The DFS 228 AND DFS 346
DFS later built a single prototype of a cargo-carrying glider, the DFS 331, in 1941, but by that time the main thrust of the Institutes's work lay in the development of high-performance experimental sailplanes. The most significant of these was the DFS 228, planned as a high-altitude photoreconnaissance aircraft, to be transported to an altitude of 10,000m (32,800ft) or more and released, a rocket motor then taking it to an altitude of 23,000m (75,400ft). The rocket motor was then to have been used intermittently to maintain altitude until its fuel was exhausted, whereupon the DFS 228 would glide back to friendly territory. Depending on thermal conditions, it was confidently expect that the aircraft would be able to return from targets over 1000km (620 miles) away.
Only a few were constructed. Many test flights were made, all of them it is believed (though there are differing reports) without rocket power, and a new pressurised cabin, with the pilot in the prone position, was eventually developed and tried out just days before the war's end. Both the original cabin, in which the pilot sat upright, and the later version, which was very much more effective, were attached to the rest of the airframe by explosive bolts.
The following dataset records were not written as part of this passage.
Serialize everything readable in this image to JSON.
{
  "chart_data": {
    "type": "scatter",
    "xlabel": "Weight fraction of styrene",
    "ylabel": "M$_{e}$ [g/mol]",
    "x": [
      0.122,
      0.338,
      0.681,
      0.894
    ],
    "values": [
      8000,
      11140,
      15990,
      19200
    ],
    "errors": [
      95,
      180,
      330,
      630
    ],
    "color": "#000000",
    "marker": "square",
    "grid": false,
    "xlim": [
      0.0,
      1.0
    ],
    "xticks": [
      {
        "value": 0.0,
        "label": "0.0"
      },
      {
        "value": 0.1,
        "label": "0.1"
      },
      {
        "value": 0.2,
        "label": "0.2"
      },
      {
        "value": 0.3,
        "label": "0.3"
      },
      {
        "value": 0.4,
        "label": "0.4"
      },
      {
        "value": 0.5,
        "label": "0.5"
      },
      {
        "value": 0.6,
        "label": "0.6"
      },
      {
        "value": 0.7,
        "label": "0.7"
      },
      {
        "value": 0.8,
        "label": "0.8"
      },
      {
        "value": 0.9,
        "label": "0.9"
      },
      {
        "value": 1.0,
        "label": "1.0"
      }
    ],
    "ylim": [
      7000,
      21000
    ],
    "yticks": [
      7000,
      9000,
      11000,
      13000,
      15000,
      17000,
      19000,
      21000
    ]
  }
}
Set free, the nose cone deployed a parachute until the outside temperature and pressure reached life-supporting levels, whereupon his seat or couch was ejected by compressed air and he made a normal parachute descent.
A development of the DFS 228, the DFS 346, was designed as a supersonic trials aircraft. It was to have had two motors, variable-chord swept wings and a Mutlhoop-stye T-tail, but was otherwise similar to the DFS 228 in its later incarnation, although constructed entirely of stressed aluminium rather than wood. An unpowered prototype was to have been built (in wood). It is believed that this aircraft and a number of somewhat modified DFS 346s were constructed in the Soviet Union after the war, and there are persistent but unsubstantiated claims that the former was the first aircraft to exceed the speed of sound with DFS test pilot Wolfgang Ziese at the controls in May 1947, some five months before Chuck Yeager's supersonic flight in a Bell X-1 on 14 October.